The first, and most important, factor is that postmodern Perspectivalism has opened the door to Christian scholarship.  Admittedly, postmodernism—the view that, instead of seeking truth, the only thing we humans care about is getting power—has had tragic effects on society and the church.

However, one of its ancillary claims (which happens to be very true) has given religious believers a “foot in the door.”  One of the many implications of postmodern thought is that humans inevitably interpret reality through a worldview, or perspective that colors how they understand the data of reality.  Take human beings in all our complexity: Scientific naturalists see complex biological machines, whereas, without denying the complex biology, Christians see evidence of God who designed us in His image.  

Prior to postmodernity (which began its rise in the 60s), the scientific naturalist simply proclaimed, “Here is the data, which speaks for itself,” as if they were perfectly innocent of any interpretation of that data.   Postmodernism calls them on the carpet: You interpret the data just like everybody else, precisely because you have a perspective, a worldview.  The net effect is that academics, especially younger academics, are increasingly schooled to see the importance of perspective (worldview) in how we make sense of reality.  They are also much more comfortable with the idea that different professors have different worldviews.

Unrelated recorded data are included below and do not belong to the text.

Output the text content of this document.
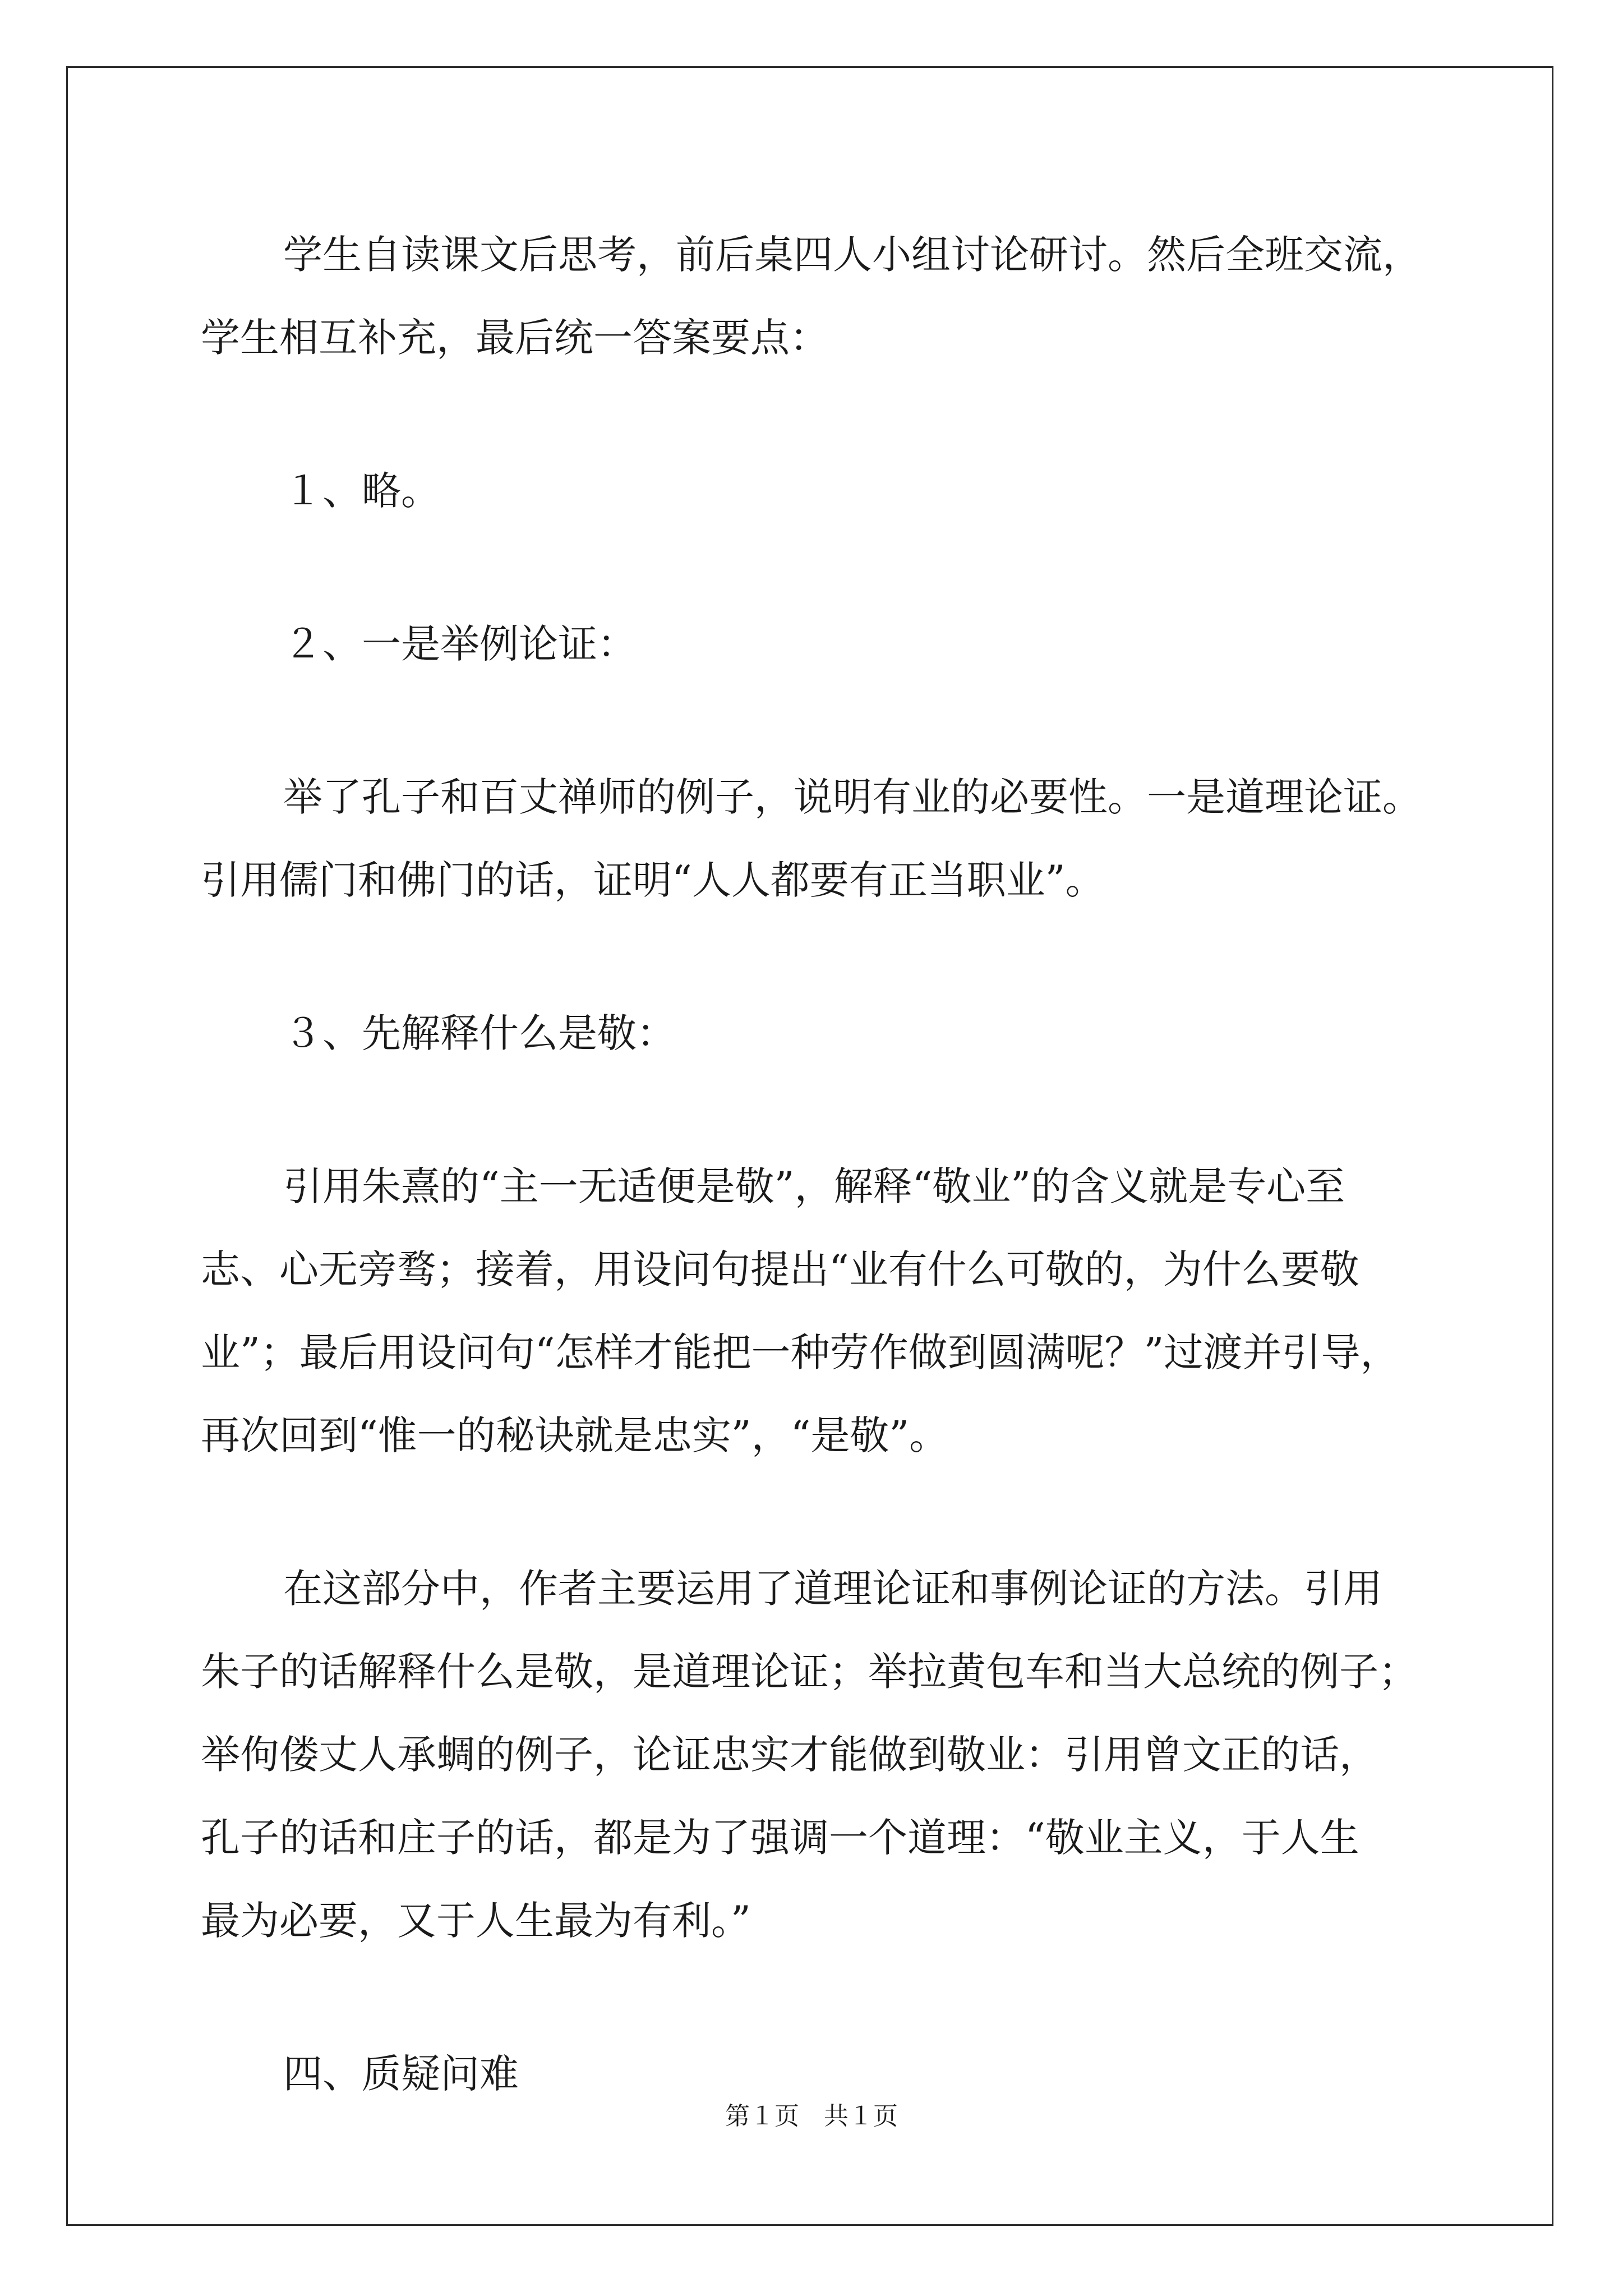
学生自读课文后思考，前后桌四人小组讨论研讨。然后全班交流，
学生相互补充，最后统一答案要点：
１、略。
２、一是举例论证：
举了孔子和百丈禅师的例子，说明有业的必要性。一是道理论证。
引用儒门和佛门的话，证明“人人都要有正当职业”。
３、先解释什么是敬：
引用朱熹的“主一无适便是敬”，解释“敬业”的含义就是专心至
志、心无旁骛；接着，用设问句提出“业有什么可敬的，为什么要敬
业”；最后用设问句“怎样才能把一种劳作做到圆满呢？”过渡并引导，
再次回到“惟一的秘诀就是忠实”，“是敬”。
在这部分中，作者主要运用了道理论证和事例论证的方法。引用
朱子的话解释什么是敬，是道理论证；举拉黄包车和当大总统的例子；
举佝偻丈人承蜩的例子，论证忠实才能做到敬业：引用曾文正的话，
孔子的话和庄子的话，都是为了强调一个道理：“敬业主义，于人生
最为必要，又于人生最为有利。”
四、质疑问难
第１页　共１页
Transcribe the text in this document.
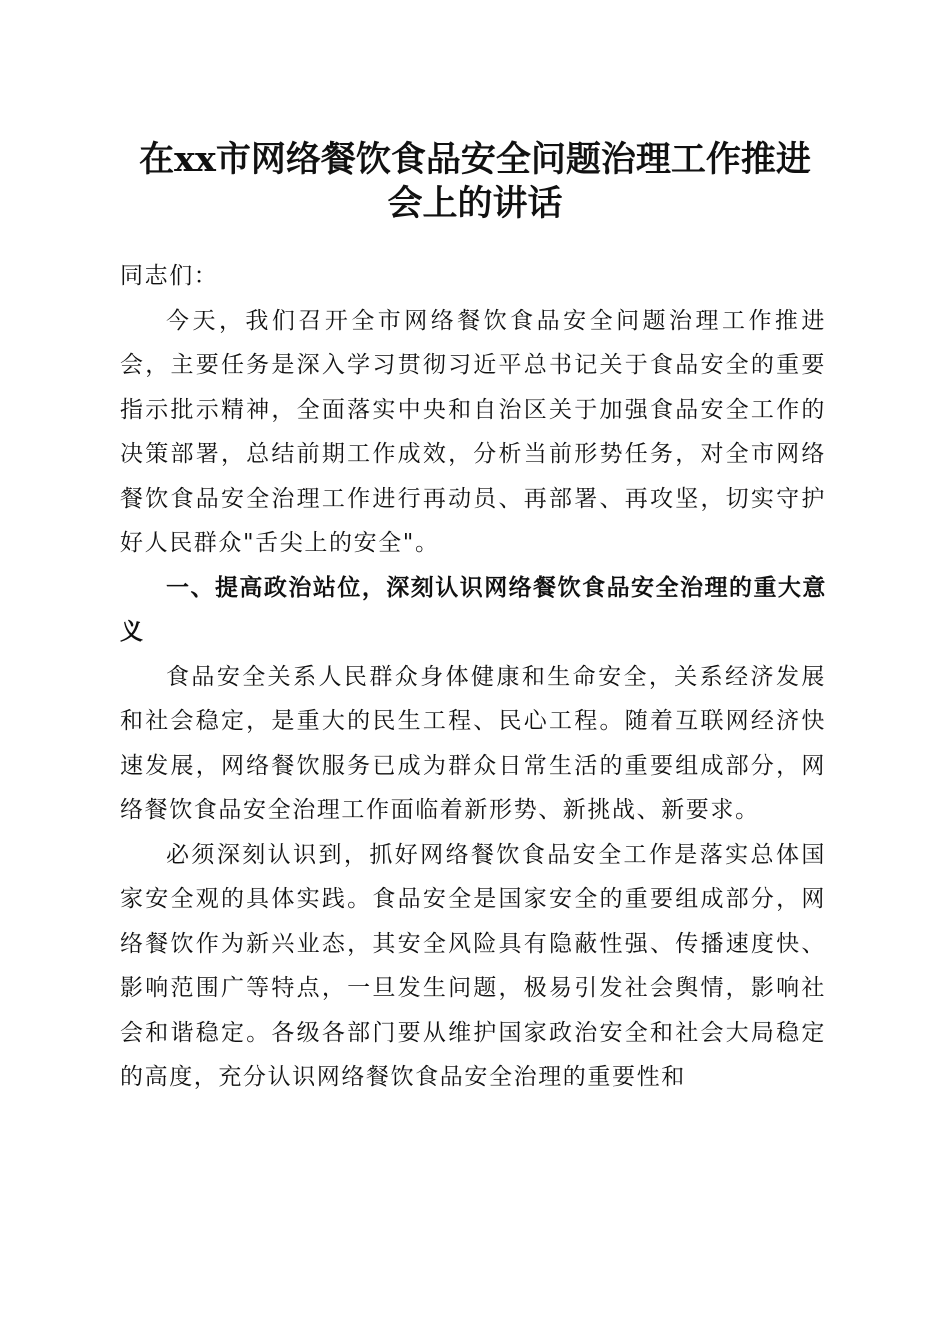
在xx市网络餐饮食品安全问题治理工作推进
会上的讲话

同志们：

今天，我们召开全市网络餐饮食品安全问题治理工作推进会，主要任务是深入学习贯彻习近平总书记关于食品安全的重要指示批示精神，全面落实中央和自治区关于加强食品安全工作的决策部署，总结前期工作成效，分析当前形势任务，对全市网络餐饮食品安全治理工作进行再动员、再部署、再攻坚，切实守护好人民群众"舌尖上的安全"。

一、提高政治站位，深刻认识网络餐饮食品安全治理的重大意义

食品安全关系人民群众身体健康和生命安全，关系经济发展和社会稳定，是重大的民生工程、民心工程。随着互联网经济快速发展，网络餐饮服务已成为群众日常生活的重要组成部分，网络餐饮食品安全治理工作面临着新形势、新挑战、新要求。

必须深刻认识到，抓好网络餐饮食品安全工作是落实总体国家安全观的具体实践。食品安全是国家安全的重要组成部分，网络餐饮作为新兴业态，其安全风险具有隐蔽性强、传播速度快、影响范围广等特点，一旦发生问题，极易引发社会舆情，影响社会和谐稳定。各级各部门要从维护国家政治安全和社会大局稳定的高度，充分认识网络餐饮食品安全治理的重要性和
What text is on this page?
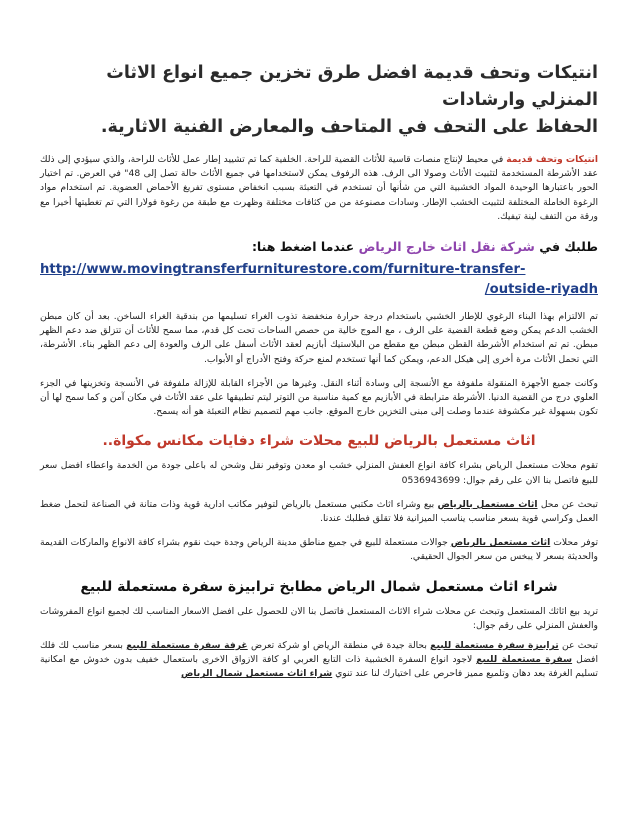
انتيكات وتحف قديمة افضل طرق تخزين جميع انواع الاثاث المنزلي وارشادات
الحفاظ على التحف في المتاحف والمعارض الفنية الاثارية.

انتيكات وتحف قديمة في محيط لإنتاج منصات قاسية للأثاث القضية للراحة. الخلفية كما تم تشييد إطار عمل للأثاث للراحة، والذي سيؤدي إلى ذلك عقد الأشرطة المستخدمة لتثبيت الأثاث وصولا الى الرف. هذه الرفوف يمكن لاستخدامها في جميع الأثاث حالة تصل إلى 48" في العرض. تم اختيار الحور باعتبارها الوحيدة المواد الخشبية التي من شأنها أن تستخدم في التعبئة بسبب انخفاض مستوى تفريغ الأحماض العضوية. تم استخدام مواد الرغوة الخاملة المختلفة لتثبيت الخشب الإطار. وسادات مصنوعة من من كثافات مختلفة وظهرت مع طبقة من رغوة فولارا التي تم تغطيتها أخيرا مع ورقة من التفف لينة تيفيك.

طلبك في شركة نقل اثاث خارج الرياض عندما اضغط هنا:
http://www.movingtransferfurniturestore.com/furniture-transfer-
/outside-riyadh

تم الالتزام بهذا البناء الرغوي للإطار الخشبي باستخدام درجة حرارة منخفضة تذوب الغراء تسليمها من بندقية الغراء الساخن. بعد أن كان مبطن الخشب الدعم يمكن وضع قطعة القضية على الرف ، مع الموج خالية من حصص الساحات تحت كل قدم، مما سمح للأثاث أن تتزلق ضد دعم الظهر مبطن. تم تم استخدام الأشرطة القطن مبطن مع مقطع من البلاستيك أبازيم لعقد الأثاث أسفل على الرف والعودة إلى دعم الظهر بناء. الأشرطة، التي تحمل الأثاث مرة أخرى إلى هيكل الدعم، ويمكن كما أنها تستخدم لمنع حركة وفتح الأدراج أو الأبواب.

وكانت جميع الأجهزة المنقولة ملفوفة مع الأنسجة إلى وسادة أثناء النقل. وغيرها من الأجزاء القابلة للإزالة ملفوفة في الأنسجة وتخزينها في الجزء العلوي درج من القضية الدنيا. الأشرطة مترابطة في الأبازيم مع كمية مناسبة من التوتر ليتم تطبيقها على عقد الأثاث في مكان آمن و كما سمح لها أن تكون بسهولة غير مكشوفة عندما وصلت إلى مبنى التخزين خارج الموقع. جانب مهم لتصميم نظام التعبئة هو أنه يسمح.

اثاث مستعمل بالرياض للبيع محلات شراء دفايات مكانس مكواة..

تقوم محلات مستعمل الرياض بشراء كافة انواع العفش المنزلي خشب او معدن وتوفير نقل وشحن له باعلى جودة من الخدمة واعطاء افضل سعر للبيع فاتصل بنا الان على رقم جوال: 0536943699

تبحث عن محل اثاث مستعمل بالرياض بيع وشراء اثاث مكتبي مستعمل بالرياض لتوفير مكاتب ادارية قوية وذات متانة في الصناعة لتحمل ضغط العمل وكراسي قوية بسعر مناسب يناسب الميزانية فلا تقلق فطلبك عندنا.

توفر محلات اثاث مستعمل بالرياض جوالات مستعملة للبيع في جميع مناطق مدينة الرياض وجدة حيث نقوم بشراء كافة الانواع والماركات القديمة والحديثة بسعر لا يبخس من سعر الجوال الحقيقي.

شراء اثاث مستعمل شمال الرياض مطابخ ترابيزة سفرة مستعملة للبيع

تريد بيع اثاثك المستعمل وتبحث عن محلات شراء الاثاث المستعمل فاتصل بنا الان للحصول على افضل الاسعار المناسب لك لجميع انواع المفروشات والعفش المنزلي على رقم جوال:

تبحث عن ترابيزة سفرة مستعملة للبيع بحالة جيدة في منطقة الرياض او شركة تعرض غرفة سفرة مستعملة للبيع بسعر مناسب لك فلك افضل سفرة مستعملة للبيع لاجود انواع السفرة الخشبية ذات التابع العربي او كافة الازواق الاخرى باستعمال خفيف بدون خدوش مع امكانية تسليم الغرفة بعد دهان وتلميع مميز فاحرص على اختيارك لنا عند تنوي شراء اثاث مستعمل شمال الرياض
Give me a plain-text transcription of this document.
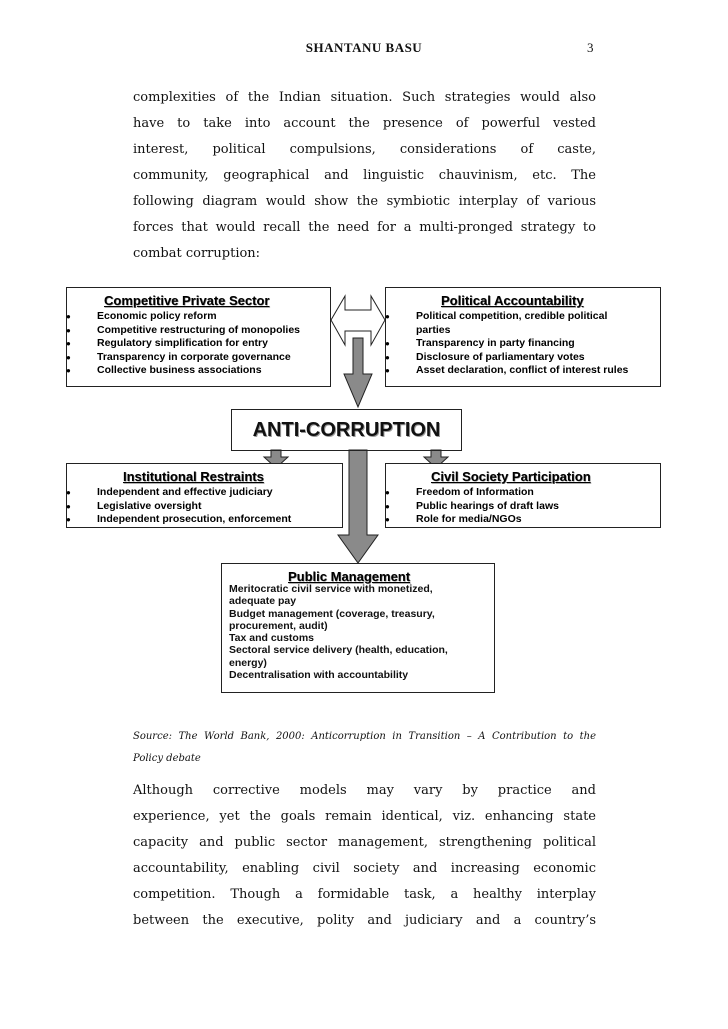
SHANTANU BASU	3
complexities of the Indian situation. Such strategies would also
have to take into account the presence of powerful vested
interest, political compulsions, considerations of caste,
community, geographical and linguistic chauvinism, etc. The
following diagram would show the symbiotic interplay of various
forces that would recall the need for a multi-pronged strategy to
combat corruption:
Competitive Private Sector
● Economic policy reform
● Competitive restructuring of monopolies
● Regulatory simplification for entry
● Transparency in corporate governance
● Collective business associations
Political Accountability
● Political competition, credible political parties
● Transparency in party financing
● Disclosure of parliamentary votes
● Asset declaration, conflict of interest rules
ANTI-CORRUPTION
Institutional Restraints
● Independent and effective judiciary
● Legislative oversight
● Independent prosecution, enforcement
Civil Society Participation
● Freedom of Information
● Public hearings of draft laws
● Role for media/NGOs
Public Management
Meritocratic civil service with monetized,
adequate pay
Budget management (coverage, treasury,
procurement, audit)
Tax and customs
Sectoral service delivery (health, education,
energy)
Decentralisation with accountability
Source: The World Bank, 2000: Anticorruption in Transition – A Contribution to the
Policy debate
Although corrective models may vary by practice and
experience, yet the goals remain identical, viz. enhancing state
capacity and public sector management, strengthening political
accountability, enabling civil society and increasing economic
competition. Though a formidable task, a healthy interplay
between the executive, polity and judiciary and a country’s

Thus, as Marsden showed in his 1997 book The Outrageous Idea of Christian Scholarship, scholarship interpreted through a Christian perspective is a viable option for academia. (He expands on this idea at the end of his 2014 book The Twilight of the American Enlightenment.)

The second reason for the crack in the secular ivory tower has to do with the effects of family fragmentation.  Mountains of evidence clearly point to one conclusion about family fragmentation: Children raised in fragmented families have poorer academic prospects than those raised in stable, two-opposite sex parent homes.  Not surprisingly, since Christian faith has the overall effect of stabilizing families, children raised in such homes have a higher probability of making it all the way to their PhDs and, thus careers in academia.  That means that a higher percentage of academic hires, notwithstanding anti-evangelical bias on campuses, are starting to involve young, fresh-out-of-graduate school faculty who are active Christians.  Anecdotally, there is evidence this is already happening, and so one can predict that in years to come the faculty Christian fellowships on our secular campuses will grow much larger. 

Finally, the third reason for this particular crack in academia—greater openness to and greater hiring of active orthodox Christians to faculties—is the rise of Christian study centers next to major universities.  Though not well documented, over the past decade the numbers of these study centers where Christ is honored and serious scholarship is celebrated has grown significantly.  The website for the Consortium of Christian Study Centers (full disclosure: I am a founding board member of that organization, and for 12 years directed one of the study centers in the consortium) lists 27 active Christian study centers next to major universities such as Yale, Kansas, Florida, Texas, Minnesota, and Cornell.  (Only 15 were in operation when this article was initially written.) As these centers expand and multiply across the USA, they will further legitimize the case for Christian scholarship while also providing a nurturing ground for future Christian academics.  My successor at MacLaurin Institute (now Anselm House) has launched a stipended annual fellowship program (Colin MacLaurin Fellows Program) for Christian students that engages them in the very best of Christian scholarship, the intellectual foundations of Christian faith, and provides a social context that reinforces serious Christen engagement with academic life.  This will translate into a future wave of Christian academics.

Higher education’s very secular ivory tower is covered in crises, pathologies, and injustices (such as the growing aversion to letting Christian student groups restrict their leadership to self-identified and practicing believers).  However, there is at least one crack in that secular ivory tower: The numbers of self-identified Christians who, at least in some cases openly pursue Christian scholarship, is starting to grow.  

Some cracks are bad.  This one looks to be very redemptive.